As states get closer to accepting applications for $42.5 billion in BEAD rural broadband funding, more defaults in the previous RDOF rural broadband funding program could be coming.

The potential defaults involve network operators that had winning bids in the RDOF program in 2020 but who have not yet undertaken the deployments for which they won funding. The FCC, which administered the RDOF program, did not authorize funding for some winning bidders until 18 months or so after the auction was completed, by which time deployment costs had risen substantially as a result of the COVID pandemic.

Some RDOF winners now say they cannot do the deployments for which they won funding unless the FCC makes additional funding available to them. The FCC appears unlikely to do that, but the commission has said it would consider relaxing default penalties for RDOF winners that cannot afford to build.

Until the situation is resolved, some rural communities that expected to get RDOF builds not only may not get those builds; they also may be ineligible for BEAD funding. Areas slated for RDOF builds are ineligible for BEAD funding, according to the rules for that program.

Some areas slated for builds funded through the Connect America Fund (CAF II) program also are in peril for the same reasons.

Potential RDOF Defaults

Seventy stakeholders sent a letter to FCC Chair Jessica Rosenworcel today urging the commission to waive or reduce RDOF and CAF II default penalties for a short time period for those winners who have found themselves in limbo.

Among the stakeholders signing the letter are broadband providers, trade associations, state and local officials, school districts, unions and civil society organizations.

According to Gigi Sohn, executive director of the American Association for Public Broadband, the “vast majority of signatories are in areas that would be impacted.”

“There are large Texas and Mississippi contingents that would be adversely affected by the issue at hand,” Sohn said in an email in response to an inquiry from Telecompetitor.

The American Association for Public Broadband is also one of the signatories. Some other notable signatories include the Benton Institute for Broadband & Society, the Communications Workers of America, Connect Humanity, the Mississippi Broadband Association and US Ignite.

According to Sohn, the letter was organized as a “collaborative effort” and “a number of organizations helped organize this letter.
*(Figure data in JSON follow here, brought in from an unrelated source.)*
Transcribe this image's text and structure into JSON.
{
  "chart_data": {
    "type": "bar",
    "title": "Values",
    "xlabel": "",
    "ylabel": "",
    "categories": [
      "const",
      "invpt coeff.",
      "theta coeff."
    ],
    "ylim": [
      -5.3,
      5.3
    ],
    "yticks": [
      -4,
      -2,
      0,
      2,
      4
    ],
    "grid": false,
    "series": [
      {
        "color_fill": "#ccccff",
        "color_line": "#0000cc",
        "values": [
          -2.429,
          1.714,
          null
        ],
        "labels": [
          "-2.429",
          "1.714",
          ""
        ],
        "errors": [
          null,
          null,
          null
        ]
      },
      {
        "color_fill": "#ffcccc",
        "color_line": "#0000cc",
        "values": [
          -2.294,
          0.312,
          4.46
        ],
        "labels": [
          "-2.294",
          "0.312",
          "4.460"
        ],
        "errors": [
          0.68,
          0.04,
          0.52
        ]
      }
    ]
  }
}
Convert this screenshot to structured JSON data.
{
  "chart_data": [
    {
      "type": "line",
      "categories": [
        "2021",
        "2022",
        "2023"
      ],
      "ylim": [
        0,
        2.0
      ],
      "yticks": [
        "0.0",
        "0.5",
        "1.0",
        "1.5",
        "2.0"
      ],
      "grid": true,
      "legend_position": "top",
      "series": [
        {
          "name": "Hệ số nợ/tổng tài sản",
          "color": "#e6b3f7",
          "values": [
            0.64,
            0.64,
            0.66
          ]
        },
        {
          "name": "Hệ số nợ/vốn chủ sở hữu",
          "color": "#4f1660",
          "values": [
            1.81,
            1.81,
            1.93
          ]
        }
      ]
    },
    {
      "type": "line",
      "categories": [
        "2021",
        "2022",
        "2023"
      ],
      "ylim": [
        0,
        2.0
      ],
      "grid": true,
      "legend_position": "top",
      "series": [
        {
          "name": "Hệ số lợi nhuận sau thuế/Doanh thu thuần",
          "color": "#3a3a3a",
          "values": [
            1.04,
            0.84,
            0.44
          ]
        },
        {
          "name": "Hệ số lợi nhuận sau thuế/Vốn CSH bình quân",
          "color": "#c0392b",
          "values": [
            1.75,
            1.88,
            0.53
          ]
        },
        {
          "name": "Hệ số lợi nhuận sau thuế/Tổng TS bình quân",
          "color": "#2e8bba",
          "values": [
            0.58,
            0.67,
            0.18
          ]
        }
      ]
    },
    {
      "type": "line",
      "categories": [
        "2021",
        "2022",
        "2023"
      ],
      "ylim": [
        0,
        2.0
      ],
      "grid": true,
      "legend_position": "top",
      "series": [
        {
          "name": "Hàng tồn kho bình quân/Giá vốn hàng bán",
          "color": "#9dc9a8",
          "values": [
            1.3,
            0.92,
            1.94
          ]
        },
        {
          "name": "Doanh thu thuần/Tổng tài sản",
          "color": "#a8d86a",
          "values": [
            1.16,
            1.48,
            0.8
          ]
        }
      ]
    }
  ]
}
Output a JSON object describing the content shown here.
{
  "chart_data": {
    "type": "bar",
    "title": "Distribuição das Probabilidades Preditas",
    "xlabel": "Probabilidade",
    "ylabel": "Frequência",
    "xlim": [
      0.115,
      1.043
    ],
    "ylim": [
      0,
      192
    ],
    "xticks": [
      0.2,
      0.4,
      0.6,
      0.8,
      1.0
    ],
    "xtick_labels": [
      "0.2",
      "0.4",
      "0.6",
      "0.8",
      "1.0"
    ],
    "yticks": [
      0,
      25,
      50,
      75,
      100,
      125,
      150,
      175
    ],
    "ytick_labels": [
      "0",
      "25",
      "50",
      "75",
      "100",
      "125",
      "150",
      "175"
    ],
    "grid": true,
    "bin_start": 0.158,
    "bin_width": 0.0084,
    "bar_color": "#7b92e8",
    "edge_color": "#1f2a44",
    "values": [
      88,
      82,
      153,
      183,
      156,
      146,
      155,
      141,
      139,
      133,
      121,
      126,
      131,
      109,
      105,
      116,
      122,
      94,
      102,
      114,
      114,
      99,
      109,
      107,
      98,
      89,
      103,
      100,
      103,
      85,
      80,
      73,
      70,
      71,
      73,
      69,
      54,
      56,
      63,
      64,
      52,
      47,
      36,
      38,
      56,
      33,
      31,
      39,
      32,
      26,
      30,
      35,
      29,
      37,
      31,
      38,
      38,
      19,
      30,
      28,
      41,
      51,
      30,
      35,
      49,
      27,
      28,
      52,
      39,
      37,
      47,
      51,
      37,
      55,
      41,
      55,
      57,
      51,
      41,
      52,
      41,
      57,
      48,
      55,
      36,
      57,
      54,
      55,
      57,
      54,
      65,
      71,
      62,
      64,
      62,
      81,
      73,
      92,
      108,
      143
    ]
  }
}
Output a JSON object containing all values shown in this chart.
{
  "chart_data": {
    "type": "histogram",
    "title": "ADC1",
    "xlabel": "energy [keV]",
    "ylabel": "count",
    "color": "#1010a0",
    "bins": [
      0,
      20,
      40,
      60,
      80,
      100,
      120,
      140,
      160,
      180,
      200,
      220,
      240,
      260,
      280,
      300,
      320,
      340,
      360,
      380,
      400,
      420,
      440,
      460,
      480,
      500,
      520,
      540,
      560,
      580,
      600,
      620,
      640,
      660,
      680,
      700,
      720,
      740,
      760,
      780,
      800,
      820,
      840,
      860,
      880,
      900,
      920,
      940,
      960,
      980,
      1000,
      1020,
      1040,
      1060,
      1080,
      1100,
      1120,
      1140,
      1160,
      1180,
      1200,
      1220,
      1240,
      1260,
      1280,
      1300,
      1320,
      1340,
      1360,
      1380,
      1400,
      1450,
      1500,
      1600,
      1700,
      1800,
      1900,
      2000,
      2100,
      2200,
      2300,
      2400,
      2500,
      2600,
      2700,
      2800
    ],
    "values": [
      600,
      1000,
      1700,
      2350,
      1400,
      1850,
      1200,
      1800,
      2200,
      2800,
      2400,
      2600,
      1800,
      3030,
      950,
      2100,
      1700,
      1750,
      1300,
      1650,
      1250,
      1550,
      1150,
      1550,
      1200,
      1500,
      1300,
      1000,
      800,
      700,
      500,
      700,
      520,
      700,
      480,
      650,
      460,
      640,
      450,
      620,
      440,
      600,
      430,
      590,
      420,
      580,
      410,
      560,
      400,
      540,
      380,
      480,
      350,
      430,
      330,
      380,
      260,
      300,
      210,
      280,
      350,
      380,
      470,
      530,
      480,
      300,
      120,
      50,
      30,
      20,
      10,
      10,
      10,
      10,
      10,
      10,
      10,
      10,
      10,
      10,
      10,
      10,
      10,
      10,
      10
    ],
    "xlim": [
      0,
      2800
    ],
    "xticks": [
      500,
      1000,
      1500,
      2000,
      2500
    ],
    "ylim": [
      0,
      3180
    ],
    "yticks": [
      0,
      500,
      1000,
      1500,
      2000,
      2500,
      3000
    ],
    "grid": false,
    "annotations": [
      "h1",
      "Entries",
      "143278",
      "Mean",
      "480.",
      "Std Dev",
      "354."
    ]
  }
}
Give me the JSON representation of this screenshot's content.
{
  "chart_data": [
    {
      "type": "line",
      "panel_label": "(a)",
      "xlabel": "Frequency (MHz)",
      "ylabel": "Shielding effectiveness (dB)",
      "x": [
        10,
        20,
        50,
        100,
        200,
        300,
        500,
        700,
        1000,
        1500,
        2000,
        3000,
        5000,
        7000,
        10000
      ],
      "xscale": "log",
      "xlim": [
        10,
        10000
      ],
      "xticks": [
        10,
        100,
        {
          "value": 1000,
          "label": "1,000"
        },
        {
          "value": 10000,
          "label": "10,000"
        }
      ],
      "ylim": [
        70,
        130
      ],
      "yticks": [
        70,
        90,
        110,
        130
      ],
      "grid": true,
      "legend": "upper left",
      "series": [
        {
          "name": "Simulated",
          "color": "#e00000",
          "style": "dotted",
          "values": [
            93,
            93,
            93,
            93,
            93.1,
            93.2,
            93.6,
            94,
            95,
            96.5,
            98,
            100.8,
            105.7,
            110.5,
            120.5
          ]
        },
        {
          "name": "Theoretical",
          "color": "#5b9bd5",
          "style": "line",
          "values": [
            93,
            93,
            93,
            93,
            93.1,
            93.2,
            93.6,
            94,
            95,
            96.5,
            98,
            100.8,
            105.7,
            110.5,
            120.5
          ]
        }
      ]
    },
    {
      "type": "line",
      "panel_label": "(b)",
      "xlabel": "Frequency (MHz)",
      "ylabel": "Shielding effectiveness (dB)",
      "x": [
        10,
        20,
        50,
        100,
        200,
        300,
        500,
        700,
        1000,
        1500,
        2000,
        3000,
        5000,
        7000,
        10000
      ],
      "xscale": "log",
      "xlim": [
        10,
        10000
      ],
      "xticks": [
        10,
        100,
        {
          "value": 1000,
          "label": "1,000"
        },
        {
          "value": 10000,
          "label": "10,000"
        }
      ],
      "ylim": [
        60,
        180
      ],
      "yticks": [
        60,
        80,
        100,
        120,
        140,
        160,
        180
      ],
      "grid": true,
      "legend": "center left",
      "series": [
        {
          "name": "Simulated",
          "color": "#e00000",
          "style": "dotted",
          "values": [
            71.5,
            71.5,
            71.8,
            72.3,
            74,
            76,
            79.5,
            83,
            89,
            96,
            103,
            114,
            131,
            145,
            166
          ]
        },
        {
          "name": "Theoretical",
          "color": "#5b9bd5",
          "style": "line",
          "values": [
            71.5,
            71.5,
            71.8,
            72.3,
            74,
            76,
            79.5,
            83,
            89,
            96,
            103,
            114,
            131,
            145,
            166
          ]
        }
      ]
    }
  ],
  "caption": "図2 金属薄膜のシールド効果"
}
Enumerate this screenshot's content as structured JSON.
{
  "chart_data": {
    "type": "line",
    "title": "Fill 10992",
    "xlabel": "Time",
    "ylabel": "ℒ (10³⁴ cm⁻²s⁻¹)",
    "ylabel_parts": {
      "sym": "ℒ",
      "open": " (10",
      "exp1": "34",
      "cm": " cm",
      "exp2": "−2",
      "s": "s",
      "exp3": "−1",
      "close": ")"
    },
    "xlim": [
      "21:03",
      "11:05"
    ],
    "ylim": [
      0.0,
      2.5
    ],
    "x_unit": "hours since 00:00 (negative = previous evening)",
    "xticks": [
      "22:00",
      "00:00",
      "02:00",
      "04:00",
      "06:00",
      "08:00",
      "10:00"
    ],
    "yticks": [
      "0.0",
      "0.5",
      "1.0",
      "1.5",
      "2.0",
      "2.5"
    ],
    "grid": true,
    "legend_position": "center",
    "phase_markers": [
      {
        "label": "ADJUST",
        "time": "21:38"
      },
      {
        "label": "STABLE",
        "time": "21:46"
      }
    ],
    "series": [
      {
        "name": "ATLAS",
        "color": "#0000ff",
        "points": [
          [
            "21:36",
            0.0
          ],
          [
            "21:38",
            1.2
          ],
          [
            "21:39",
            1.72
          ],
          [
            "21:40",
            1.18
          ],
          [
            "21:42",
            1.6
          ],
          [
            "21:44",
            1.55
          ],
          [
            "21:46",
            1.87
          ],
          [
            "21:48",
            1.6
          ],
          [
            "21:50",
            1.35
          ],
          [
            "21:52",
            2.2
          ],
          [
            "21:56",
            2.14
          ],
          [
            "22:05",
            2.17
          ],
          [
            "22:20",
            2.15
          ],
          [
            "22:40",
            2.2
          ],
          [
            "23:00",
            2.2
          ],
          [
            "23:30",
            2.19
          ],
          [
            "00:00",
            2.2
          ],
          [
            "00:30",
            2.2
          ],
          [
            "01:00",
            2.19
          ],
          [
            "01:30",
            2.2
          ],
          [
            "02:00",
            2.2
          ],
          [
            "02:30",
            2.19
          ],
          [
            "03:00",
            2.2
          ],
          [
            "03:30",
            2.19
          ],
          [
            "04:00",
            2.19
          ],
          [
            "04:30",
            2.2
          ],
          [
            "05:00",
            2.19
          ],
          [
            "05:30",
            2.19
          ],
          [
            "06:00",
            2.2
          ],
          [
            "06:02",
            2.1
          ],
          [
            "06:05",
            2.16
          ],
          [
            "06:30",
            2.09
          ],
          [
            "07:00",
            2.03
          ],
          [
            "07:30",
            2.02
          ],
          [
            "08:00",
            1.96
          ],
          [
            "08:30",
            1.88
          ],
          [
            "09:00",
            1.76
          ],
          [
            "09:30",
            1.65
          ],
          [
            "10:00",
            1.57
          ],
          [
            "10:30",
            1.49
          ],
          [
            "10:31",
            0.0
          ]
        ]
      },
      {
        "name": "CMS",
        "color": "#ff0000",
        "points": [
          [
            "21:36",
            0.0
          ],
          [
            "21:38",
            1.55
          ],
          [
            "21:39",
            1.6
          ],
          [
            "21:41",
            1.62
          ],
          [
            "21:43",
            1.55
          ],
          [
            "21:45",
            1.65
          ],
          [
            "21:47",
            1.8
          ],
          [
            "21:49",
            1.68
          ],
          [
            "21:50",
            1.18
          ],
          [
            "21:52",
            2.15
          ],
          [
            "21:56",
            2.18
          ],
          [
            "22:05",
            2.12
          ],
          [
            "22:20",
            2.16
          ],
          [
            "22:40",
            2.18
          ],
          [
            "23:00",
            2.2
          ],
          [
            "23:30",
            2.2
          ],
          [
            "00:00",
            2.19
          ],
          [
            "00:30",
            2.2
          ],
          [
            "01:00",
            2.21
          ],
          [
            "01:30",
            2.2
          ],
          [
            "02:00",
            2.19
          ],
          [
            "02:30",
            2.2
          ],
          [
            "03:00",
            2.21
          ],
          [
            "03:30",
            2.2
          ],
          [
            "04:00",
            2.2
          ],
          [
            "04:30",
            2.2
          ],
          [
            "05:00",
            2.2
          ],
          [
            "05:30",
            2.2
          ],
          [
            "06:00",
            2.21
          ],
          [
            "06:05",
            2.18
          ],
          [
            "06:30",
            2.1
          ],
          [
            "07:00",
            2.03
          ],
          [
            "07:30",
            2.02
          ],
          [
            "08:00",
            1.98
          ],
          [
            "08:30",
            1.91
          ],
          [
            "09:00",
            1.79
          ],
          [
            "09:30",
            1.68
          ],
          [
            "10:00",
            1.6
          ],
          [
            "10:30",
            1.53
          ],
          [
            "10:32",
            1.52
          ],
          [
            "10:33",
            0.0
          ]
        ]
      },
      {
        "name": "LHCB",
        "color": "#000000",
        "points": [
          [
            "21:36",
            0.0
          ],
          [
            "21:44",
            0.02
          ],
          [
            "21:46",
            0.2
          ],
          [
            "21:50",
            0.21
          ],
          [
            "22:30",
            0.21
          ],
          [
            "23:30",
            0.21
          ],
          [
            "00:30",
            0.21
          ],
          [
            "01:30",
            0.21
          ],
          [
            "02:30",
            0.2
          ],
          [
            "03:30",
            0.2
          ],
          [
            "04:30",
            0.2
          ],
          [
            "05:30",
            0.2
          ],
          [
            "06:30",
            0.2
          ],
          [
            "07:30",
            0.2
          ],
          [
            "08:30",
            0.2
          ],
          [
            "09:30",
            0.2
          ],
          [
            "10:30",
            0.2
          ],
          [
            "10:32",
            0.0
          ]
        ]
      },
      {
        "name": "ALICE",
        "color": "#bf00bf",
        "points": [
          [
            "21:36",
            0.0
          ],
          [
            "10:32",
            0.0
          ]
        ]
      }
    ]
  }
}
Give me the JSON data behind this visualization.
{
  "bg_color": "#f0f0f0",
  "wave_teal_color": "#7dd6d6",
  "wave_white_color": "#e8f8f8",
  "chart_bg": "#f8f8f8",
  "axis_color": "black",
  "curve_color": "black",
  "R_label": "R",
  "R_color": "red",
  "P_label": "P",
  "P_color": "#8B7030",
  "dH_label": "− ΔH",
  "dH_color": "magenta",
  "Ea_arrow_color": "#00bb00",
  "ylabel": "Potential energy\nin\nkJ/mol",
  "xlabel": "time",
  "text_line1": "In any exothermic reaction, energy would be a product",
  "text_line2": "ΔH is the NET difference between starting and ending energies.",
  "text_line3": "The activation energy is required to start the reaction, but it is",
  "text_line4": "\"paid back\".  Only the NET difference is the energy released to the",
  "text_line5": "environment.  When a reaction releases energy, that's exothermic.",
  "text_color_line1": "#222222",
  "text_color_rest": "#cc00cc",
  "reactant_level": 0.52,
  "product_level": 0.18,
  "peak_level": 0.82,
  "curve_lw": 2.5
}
It was truly a group effort and no one organization was the organizer.”

According to the letter, some of the areas that are in peril are in states such as Missouri and Mississippi that have the greatest connectivity needs.

“The commission should not permit these unserved rural communities to face this type of double whammy and be left behind once again,” the letter argues.

Defaults already have impacted about a third of the total $9.2 billion that the FCC expected to award in the RDOF program. As a result, the commission could experience a double whammy of its own.

To date, companies that won funding but defaulted have faced stiff penalties for doing so. If the commission opts to allow other winning bidders to default without penalties, there undoubtedly will be protests from companies that already defaulted. In addition, the total amount in RDOF defaults will climb even higher.

If the commission doesn’t make that move, however, it will feel increased pressure and criticism from unserved communities that are in danger of not receiving any funding for broadband builds.